Когда эта надежда угасла, Катон поначалу не встревожился. Он объяснял свое духовное уныние естественными причинами: усталостью, отсутствием возможности уединиться, раздражением от жизни на виду и просто таинственными ритмами, которым, как он уже знал, подчинена духовная жизнь. Уныние, опустошенность временны и пройдут. Это лишь более тяжелое, нежели он ожидал, испытание, чтобы обрести любящего Христа, реже оставаясь с Ним tête-à-tête [13]. Однако они не проходили, и однажды утром Катон проснулся абсолютно убежденный, что он ошибался и Бога нет. Убеждение это постепенно ушло, но с этого момента Катон стал внимательней вслушиваться в себя, как человек, обнаруживший в своем организме симптомы серьезного заболевания, и для которого в силу этого мир целиком изменился. Как-то Брендан забежал к нему, и Катон признался: «Между прочим, я потерял веру», — «Вздор!» — «Богумер. Нет ни Бога, ни Христа, ничего», — «Я ожидал этого». — «Все-то ты ожидал». — «Эта тьма находит на всех нас», — «Знал, что ты это скажешь. Но если предположить, что это реальная, настоящая тьма?» — «Не поддавайся!» Брендан ушел, потом прислал ему замечательное письмо, но тьма не исчезла.
Брендану легко было говорить, поскольку он родился в католической семье, образование получил в Даунсайде, впитал веру с молоком матери. Эти прирожденные католики были люди иной породы. Катон никогда не задумывался о вере. Ее в нем не было. Потом она появилась. И он не подвергал ее сомнению, как не подвергают сомнению дневной свет. Теперь же, когда ему вдруг показалось, что он лишился ее, он задавался вопросом, а была ли она в нем вообще. Не было ли это сугубо личным, субъективным переживанием, чем-то вроде галлюцинации, вызванной наркотиком? Или, может, реальный опыт веры для него только начинался? Его чувство жизни в Христе и с Христом было настолько полным, что почти не оставалось места для понятия веры. Не подходит ли он сейчас, после стольких лет, к ее началу? Или он просто проснулся после счастливого сна? Брендан, с которым он во второй раз разговаривал дольше, не отмел его сомнений, но сказал то, что Катон говорил себе о «темной ночи души». Сейчас Катон хотел бы обсудить эти вещи с отцом Милсомом и отцом Беллом, но Милсом был болен, а Белл уехал в Канаду.

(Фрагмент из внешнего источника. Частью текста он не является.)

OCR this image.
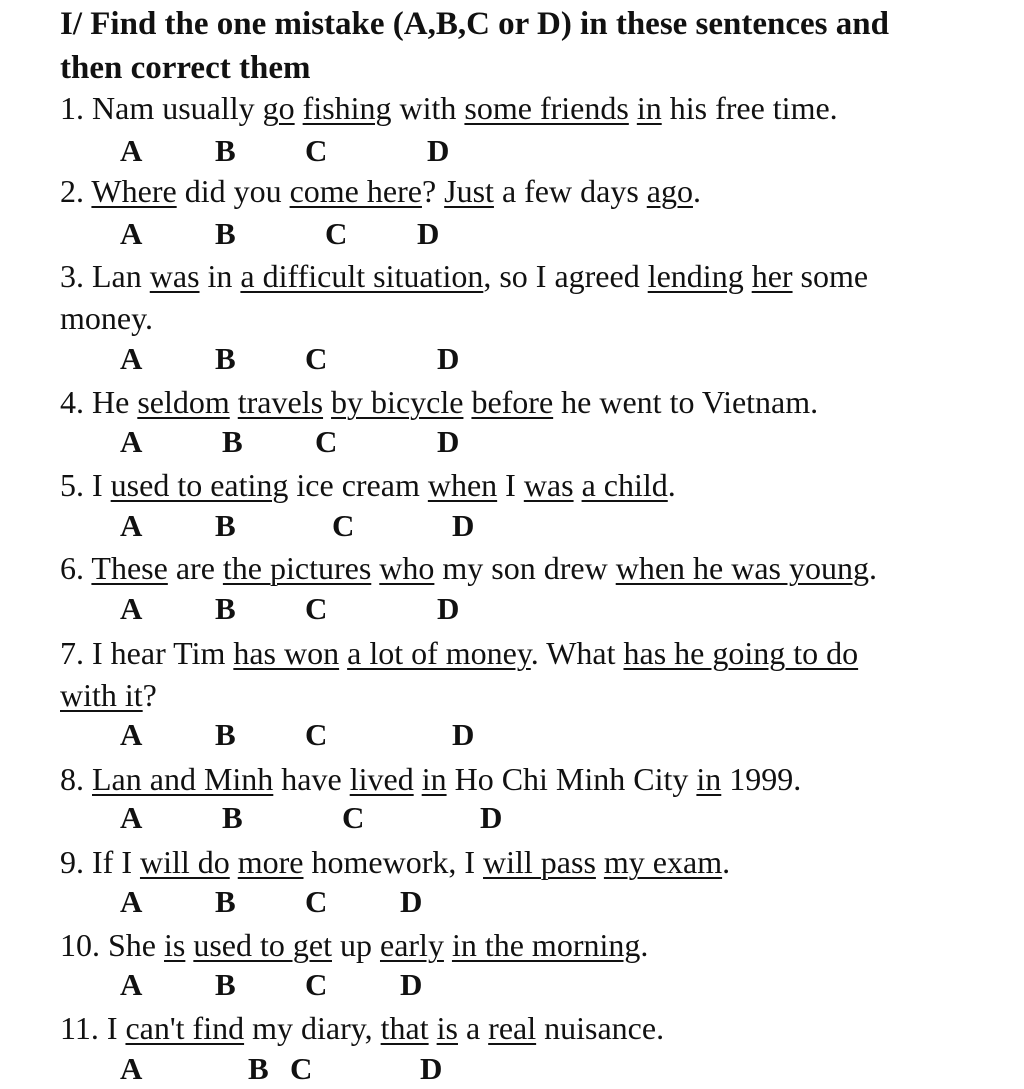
I/ Find the one mistake (A,B,C or D) in these sentences and
then correct them
1. Nam usually go fishing with some friends in his free time.
2. Where did you come here? Just a few days ago.
3. Lan was in a difficult situation, so I agreed lending her some
money.
4. He seldom travels by bicycle before he went to Vietnam.
5. I used to eating ice cream when I was a child.
6. These are the pictures who my son drew when he was young.
7. I hear Tim has won a lot of money. What has he going to do
with it?
8. Lan and Minh have lived in Ho Chi Minh City in 1999.
9. If I will do more homework, I will pass my exam.
10. She is used to get up early in the morning.
11. I can't find my diary, that is a real nuisance.
A B C	D
A B	C D
A B C	D
A	B C	D
A B	C	D
A B C	D
A B C	D
A	B	C	D
A B C D
A B C D
A	B C	D
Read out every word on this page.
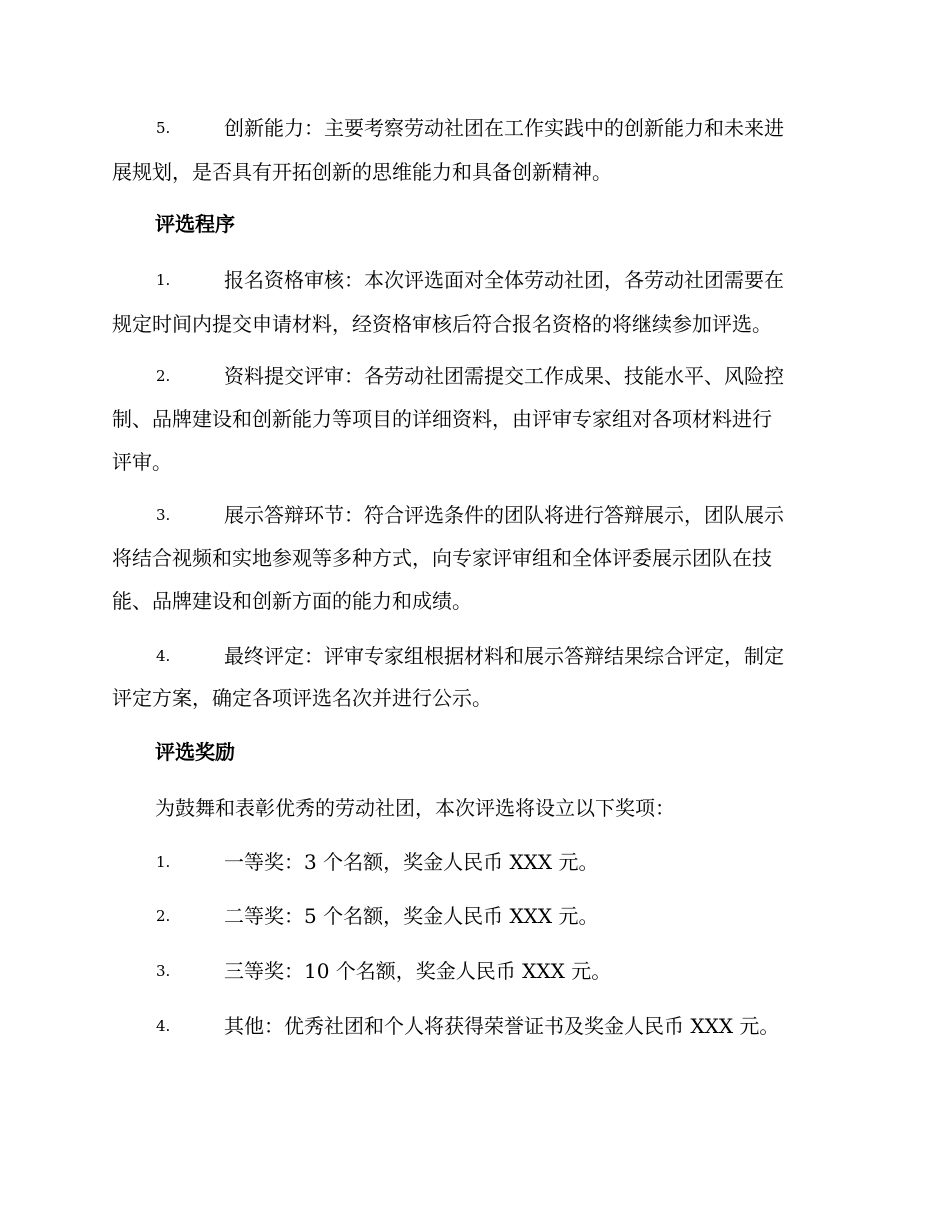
5.	创新能力：主要考察劳动社团在工作实践中的创新能力和未来进
展规划，是否具有开拓创新的思维能力和具备创新精神。
评选程序
1.	报名资格审核：本次评选面对全体劳动社团，各劳动社团需要在
规定时间内提交申请材料，经资格审核后符合报名资格的将继续参加评选。
2.	资料提交评审：各劳动社团需提交工作成果、技能水平、风险控
制、品牌建设和创新能力等项目的详细资料，由评审专家组对各项材料进行
评审。
3.	展示答辩环节：符合评选条件的团队将进行答辩展示，团队展示
将结合视频和实地参观等多种方式，向专家评审组和全体评委展示团队在技
能、品牌建设和创新方面的能力和成绩。
4.	最终评定：评审专家组根据材料和展示答辩结果综合评定，制定
评定方案，确定各项评选名次并进行公示。
评选奖励
为鼓舞和表彰优秀的劳动社团，本次评选将设立以下奖项：
1.	一等奖：3 个名额，奖金人民币 XXX 元。
2.	二等奖：5 个名额，奖金人民币 XXX 元。
3.	三等奖：10 个名额，奖金人民币 XXX 元。
4.	其他：优秀社团和个人将获得荣誉证书及奖金人民币 XXX 元。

Конечно, в этот внезапный и непредвиденный период перемен Катон умудрялся выполнять свои обязанности в Миссии, многие из которых не имели прямого отношения к церковным. Он наблюдал за атеистами — социальными работниками. Некоторые произвели на него действительно очень большое впечатление. Они были неверующими. Может, их чувство любви и заботы о ближнем не было возвышенным, они не ощущали свою сопричастность горнему миру; они просто выполняли свое дело как безотказные машины, не знающие усталости, внимательные, полезные, усердные машины. Катон в душе кланялся им до земли. Они были профессионалы. Он не привлекал к покаянию новых грешников, а лишь выслушивал, когда этого нельзя было избежать, исповеди тех, кто уже пришел к нему, полагаясь на его поддержку. Он продолжал каждый день служить мессу, но сама месса была мертва для него, чуть ли не в буквальном смысле, как если бы ему ежеутренне предстояло отпевать усопшего. Он стоял у алтаря отрешенный, ничего не видящий перед собой, не способный избыть в молитве страдания, которые испытывал.